Algérie: quand le retour des importations de voitures neuves, prévu pour 2023, crée l’évènement

Complexe portuaire Tanger Med.

Complexe portuaire Tanger Med. . DR

Dans quel autre pays au monde, l’importation de la première voiture neuve est un acte qui nécessite d’interminables consultations entre experts et est salué comme un évènement rarissime? Les médias algériens retiennent leur souffle en attendant la reprise des importations de voitures dans «l’Algérie nouvelle».

Le 13/12/2021 à 15h52

Alors que le régime algérien s’évertue à retarder au maximum la reprise des importations de voitures neuves, interdites depuis mai 2020, dans le seul but d’économiser des devises, des experts et spécialistes du marché automobile local estiment qu’il va falloir attendre l’année 2023 pour voir des voitures directement sorties d’usines débarquer dans les ports algériens.

Dans son édition du 10 décembre 2021, le site algérien Ennaharonline, sous le titre «Dossier d’importation des véhicules: les experts dévoilent la date d’entrée de la première voiture neuve en Algérie», rapporte que les spécialistes du secteur automobile ont confirmé que l’entrée de la première voiture neuve importée en Algérie ne pourra se faire avant 2023. Cet «évènement», comme le qualifie le média, retarde le rêve de certains Algériens de s’offrir une voiture neuve, même s’ils ne sont guère nombreux à pouvoir se permettre ce «luxe».

Ce pessimisme, affiché par les experts, à voir le parc automobile algérien renouvelé rapidement, en vue de contribuer à la baisse des prix exorbitants pratiqués actuellement dans le marché des voitures d’occasion, s’explique par le fait que le président Abdelmadjid Tebboune a décidé, le 5 décembre dernier, la refonte totale du cahier des charges qui vient juste d’être adopté et qui allait donner le feu vert aux concessionnaires pour importer des véhicules neufs.
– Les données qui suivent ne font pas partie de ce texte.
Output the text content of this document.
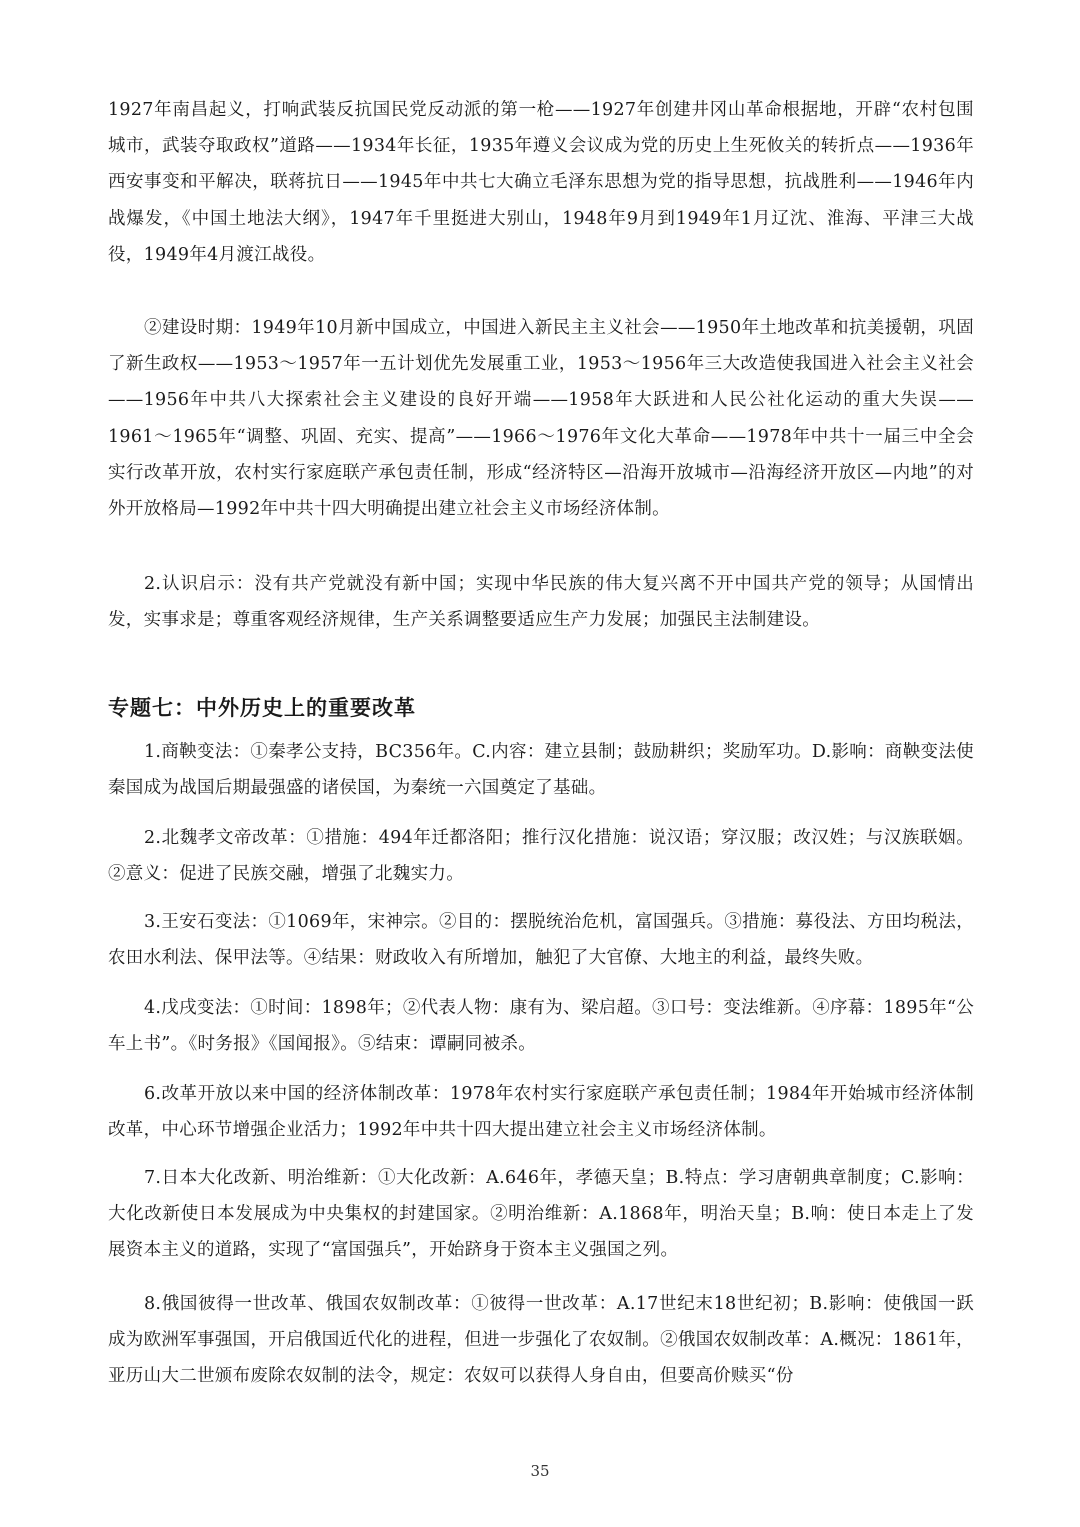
1927年南昌起义，打响武装反抗国民党反动派的第一枪——1927年创建井冈山革命根据地，开辟“农村包围城市，武装夺取政权”道路——1934年长征，1935年遵义会议成为党的历史上生死攸关的转折点——1936年西安事变和平解决，联蒋抗日——1945年中共七大确立毛泽东思想为党的指导思想，抗战胜利——1946年内战爆发，《中国土地法大纲》，1947年千里挺进大别山，1948年9月到1949年1月辽沈、淮海、平津三大战役，1949年4月渡江战役。

②建设时期：1949年10月新中国成立，中国进入新民主主义社会——1950年土地改革和抗美援朝，巩固了新生政权——1953～1957年一五计划优先发展重工业，1953～1956年三大改造使我国进入社会主义社会——1956年中共八大探索社会主义建设的良好开端——1958年大跃进和人民公社化运动的重大失误——1961～1965年“调整、巩固、充实、提高”——1966～1976年文化大革命——1978年中共十一届三中全会实行改革开放，农村实行家庭联产承包责任制，形成“经济特区—沿海开放城市—沿海经济开放区—内地”的对外开放格局—1992年中共十四大明确提出建立社会主义市场经济体制。

2.认识启示：没有共产党就没有新中国；实现中华民族的伟大复兴离不开中国共产党的领导；从国情出发，实事求是；尊重客观经济规律，生产关系调整要适应生产力发展；加强民主法制建设。

专题七：中外历史上的重要改革

1.商鞅变法：①秦孝公支持，BC356年。C.内容：建立县制；鼓励耕织；奖励军功。D.影响：商鞅变法使秦国成为战国后期最强盛的诸侯国，为秦统一六国奠定了基础。

2.北魏孝文帝改革：①措施：494年迁都洛阳；推行汉化措施：说汉语；穿汉服；改汉姓；与汉族联姻。②意义：促进了民族交融，增强了北魏实力。

3.王安石变法：①1069年，宋神宗。②目的：摆脱统治危机，富国强兵。③措施：募役法、方田均税法，农田水利法、保甲法等。④结果：财政收入有所增加，触犯了大官僚、大地主的利益，最终失败。

4.戊戌变法：①时间：1898年；②代表人物：康有为、梁启超。③口号：变法维新。④序幕：1895年“公车上书”。《时务报》《国闻报》。⑤结束：谭嗣同被杀。

6.改革开放以来中国的经济体制改革：1978年农村实行家庭联产承包责任制；1984年开始城市经济体制改革，中心环节增强企业活力；1992年中共十四大提出建立社会主义市场经济体制。

7.日本大化改新、明治维新：①大化改新：A.646年，孝德天皇；B.特点：学习唐朝典章制度；C.影响：大化改新使日本发展成为中央集权的封建国家。②明治维新：A.1868年，明治天皇；B.响：使日本走上了发展资本主义的道路，实现了“富国强兵”，开始跻身于资本主义强国之列。

8.俄国彼得一世改革、俄国农奴制改革：①彼得一世改革：A.17世纪末18世纪初；B.影响：使俄国一跃成为欧洲军事强国，开启俄国近代化的进程，但进一步强化了农奴制。②俄国农奴制改革：A.概况：1861年，亚历山大二世颁布废除农奴制的法令，规定：农奴可以获得人身自由，但要高价赎买“份

35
Or, qui dit énième refonte du cahier des charges, dit automatiquement nouveau retard dans la confection du nouveau texte qui, selon un haut responsable du ministère algérien de l’Industrie, ne pourra voir le jour que vers le mois de mars 2022, au plus tôt. D’ailleurs la finalisation du nouveau cahier des charges sera elle aussi suivie d’un autre long processus, allant de l’examen des dossiers des candidats-importateurs à agréer, à la construction des locaux, des showrooms et services après-vente dans les différentes wilayas du pays, ou encore la formation du personnel, la domiciliation bancaire, avant de passer aux commandes, à la douane, à la fixation des prix de vente…
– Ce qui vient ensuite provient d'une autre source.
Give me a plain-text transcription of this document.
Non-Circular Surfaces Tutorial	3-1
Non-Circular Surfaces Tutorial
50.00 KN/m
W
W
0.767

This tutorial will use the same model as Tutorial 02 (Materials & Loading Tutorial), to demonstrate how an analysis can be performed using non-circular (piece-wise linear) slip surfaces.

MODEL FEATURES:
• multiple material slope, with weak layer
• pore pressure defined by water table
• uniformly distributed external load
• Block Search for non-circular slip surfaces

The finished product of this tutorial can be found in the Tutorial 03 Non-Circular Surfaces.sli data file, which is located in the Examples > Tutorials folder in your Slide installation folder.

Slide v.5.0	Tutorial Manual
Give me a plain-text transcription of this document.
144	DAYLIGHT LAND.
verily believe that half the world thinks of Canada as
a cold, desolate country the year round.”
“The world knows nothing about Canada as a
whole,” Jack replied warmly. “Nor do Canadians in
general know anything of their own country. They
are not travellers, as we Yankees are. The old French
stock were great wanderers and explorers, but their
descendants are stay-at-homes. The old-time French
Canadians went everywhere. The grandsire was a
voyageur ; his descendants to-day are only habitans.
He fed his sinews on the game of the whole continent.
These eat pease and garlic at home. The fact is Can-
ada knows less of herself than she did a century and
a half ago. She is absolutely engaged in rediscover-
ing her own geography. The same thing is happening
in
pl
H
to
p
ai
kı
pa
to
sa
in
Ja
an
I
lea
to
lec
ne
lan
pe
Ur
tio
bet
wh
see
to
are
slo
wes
Autant dire que la décision de Tebboune ne vise rien d’autre qu’à renvoyer aux calendes grecques les importations de véhicules neufs en vue de soulager les caisses de l’Etat, quasiment à court de devises, et économiser les quelque 3 à 4 milliards de dollars dépensés annuellement dans l’importation de véhicules. Ceux, très nombreux, à usage militaire et sécuritaire n'étant pas concernés par les restrictions actuelles.
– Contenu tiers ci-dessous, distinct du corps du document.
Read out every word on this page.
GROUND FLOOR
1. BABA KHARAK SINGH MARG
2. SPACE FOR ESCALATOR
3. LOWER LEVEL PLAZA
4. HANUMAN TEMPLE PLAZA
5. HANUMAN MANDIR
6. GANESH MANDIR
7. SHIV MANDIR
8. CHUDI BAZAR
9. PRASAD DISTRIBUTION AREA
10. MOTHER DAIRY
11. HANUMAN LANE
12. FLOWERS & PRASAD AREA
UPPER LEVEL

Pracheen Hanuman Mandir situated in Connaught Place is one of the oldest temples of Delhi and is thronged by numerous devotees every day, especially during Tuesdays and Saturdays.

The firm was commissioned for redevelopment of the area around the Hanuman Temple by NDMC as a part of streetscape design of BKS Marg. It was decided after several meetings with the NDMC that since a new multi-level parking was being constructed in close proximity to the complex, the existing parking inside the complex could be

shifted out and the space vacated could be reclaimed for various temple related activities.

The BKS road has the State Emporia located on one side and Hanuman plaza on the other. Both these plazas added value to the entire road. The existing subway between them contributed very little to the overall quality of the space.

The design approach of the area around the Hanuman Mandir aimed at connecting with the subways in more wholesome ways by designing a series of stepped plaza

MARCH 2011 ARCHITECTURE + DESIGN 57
Ce nouveau retard dans l’organisation du secteur automobile en Algérie, a eu pour effet immédiat la flambée des prix des voitures d’occasion. A titre d’exemple, une petite citadine, comme la Peugeot 208, coûte 5 millions de dinars (soit 339.950 DH), alors que ce même modèle neuf coûte au Maroc entre 123.000 et 185.000 DH TTC, selon les versions. Quant aux vieilles voitures, datant des années 80, elles sont proposées aux prix les plus élevés dans le monde.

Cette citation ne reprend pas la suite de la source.